Musée d’État d’Auschwitz-Birkenau,
Oswiecim, Pologne.
Collection Mémoire Vive. Droits réservés.
Jean, Georges, Émile, Bourget naît le 10 octobre 1906 à Cambremer (Calvados – 14), chez son grand-père maternel, qui habite le quartier du Nouveau-Monde, fils de Maurice Bourget, 25 ans, artisan pâtissier, et de Jeanne Bellebarbe, 24 ans, son épouse, domiciliés depuis janvier de cette année au 2 place Carnot à Mamers (Sarthe), dans le quartier saint-Nicolas.
En 1908, son frère Pierre naît à Mamers.
En 1911, son père emploie dans son commerce deux garçons pâtissiers de 16 et 13 ans.
Le 19 novembre 1914, Maurice Bourget est rappelé à l’activité militaire au 115e régiment d’infanterie. Le 25 mai 1915, il part « aux armées ». Le 25 octobre 1916, il passe à la compagnie hors rang (C.H.R.). Le 26 février 1919, il est envoyé en congé illimité de démobilisation et « se retire » à Mamers, y retrouvant sa boutique.

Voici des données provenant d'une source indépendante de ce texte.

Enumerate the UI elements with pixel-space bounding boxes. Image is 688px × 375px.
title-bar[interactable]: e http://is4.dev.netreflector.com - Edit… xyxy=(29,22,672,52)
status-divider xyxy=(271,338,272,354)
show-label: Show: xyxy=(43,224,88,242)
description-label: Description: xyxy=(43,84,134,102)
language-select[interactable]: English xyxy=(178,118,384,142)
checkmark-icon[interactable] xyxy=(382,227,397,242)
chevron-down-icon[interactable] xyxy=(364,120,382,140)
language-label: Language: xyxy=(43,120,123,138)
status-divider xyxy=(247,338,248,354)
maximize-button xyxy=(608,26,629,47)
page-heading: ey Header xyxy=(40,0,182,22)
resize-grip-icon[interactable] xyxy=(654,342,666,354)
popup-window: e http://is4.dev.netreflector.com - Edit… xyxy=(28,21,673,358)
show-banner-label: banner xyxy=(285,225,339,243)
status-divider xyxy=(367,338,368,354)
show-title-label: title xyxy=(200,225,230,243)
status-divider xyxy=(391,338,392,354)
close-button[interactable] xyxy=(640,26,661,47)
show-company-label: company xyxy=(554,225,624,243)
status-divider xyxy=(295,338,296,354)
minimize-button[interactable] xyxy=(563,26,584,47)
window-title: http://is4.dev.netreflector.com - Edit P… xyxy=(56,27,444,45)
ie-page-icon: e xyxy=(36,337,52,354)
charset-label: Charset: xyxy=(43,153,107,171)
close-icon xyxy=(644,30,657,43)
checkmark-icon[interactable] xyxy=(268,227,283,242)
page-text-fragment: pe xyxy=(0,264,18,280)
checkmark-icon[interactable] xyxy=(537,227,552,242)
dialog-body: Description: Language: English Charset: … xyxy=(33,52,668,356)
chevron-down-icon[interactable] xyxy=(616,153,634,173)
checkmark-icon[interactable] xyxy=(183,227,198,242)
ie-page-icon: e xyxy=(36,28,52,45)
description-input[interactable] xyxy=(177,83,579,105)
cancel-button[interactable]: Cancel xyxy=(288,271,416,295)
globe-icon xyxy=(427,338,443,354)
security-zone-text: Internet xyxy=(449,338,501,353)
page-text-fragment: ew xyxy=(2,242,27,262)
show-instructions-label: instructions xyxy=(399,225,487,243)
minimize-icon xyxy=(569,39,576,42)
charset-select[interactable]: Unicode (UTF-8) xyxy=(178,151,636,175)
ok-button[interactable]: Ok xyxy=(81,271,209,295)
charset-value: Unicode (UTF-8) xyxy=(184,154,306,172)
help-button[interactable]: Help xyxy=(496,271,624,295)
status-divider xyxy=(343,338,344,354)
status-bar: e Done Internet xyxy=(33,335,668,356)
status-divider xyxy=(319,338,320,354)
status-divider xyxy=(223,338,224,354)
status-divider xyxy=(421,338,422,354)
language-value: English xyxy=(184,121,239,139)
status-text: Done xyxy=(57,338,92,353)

En 1921, âgé de 15 ans, Jean Bourget, habitant chez ses parents à Mamers, travaille en ville comme mécanicien. Son père peut salarier une jeune domestique en plus de ses ouvriers pâtissiers.
En 1926, Jean n’habite plus chez ses parents (il a 20 ans ; c’est l’année de son service militaire…). Son frère Pierre est devenu employé de commerce. Leur père héberge la mère de son épouse, Alphonsine Bellebarbe, 65 ans. En 1931, Pierre sera parti à son tour. Cette année-là, leur père emploie dorénavant quatre ouvriers pâtissiers…
Le 20 juillet 1934, à Dives-sur-Mer (14), Jean Bourget se marie avec Madeleine Bertrand, née en 1912 à Hyenville (Manche). Le 9 décembre 1931, ils ont eu un fils, Gustave Louis Célestin Désiré, né à Bénouville (14) sous le patronyme de sa mère.
En 1936 et jusqu’au moment de l’arrestation du chef de famille, celle-ci est domiciliée au 6, rue de l’Avenir à Dives-sur-Mer, dans les maisons ouvrières proches de l’usine divoise de la Société générale d’électrométallurgie, fonderie de cuivre et autres alliages (partiellement fermée au cours de l’occupation).
Jean Bourget est mécanicien, travaillant comme ouvrier métallurgiste pour cette entreprise.
Communiste, Jean Bourget est « entré dans la Résistance en juin 1940 » selon sa veuve.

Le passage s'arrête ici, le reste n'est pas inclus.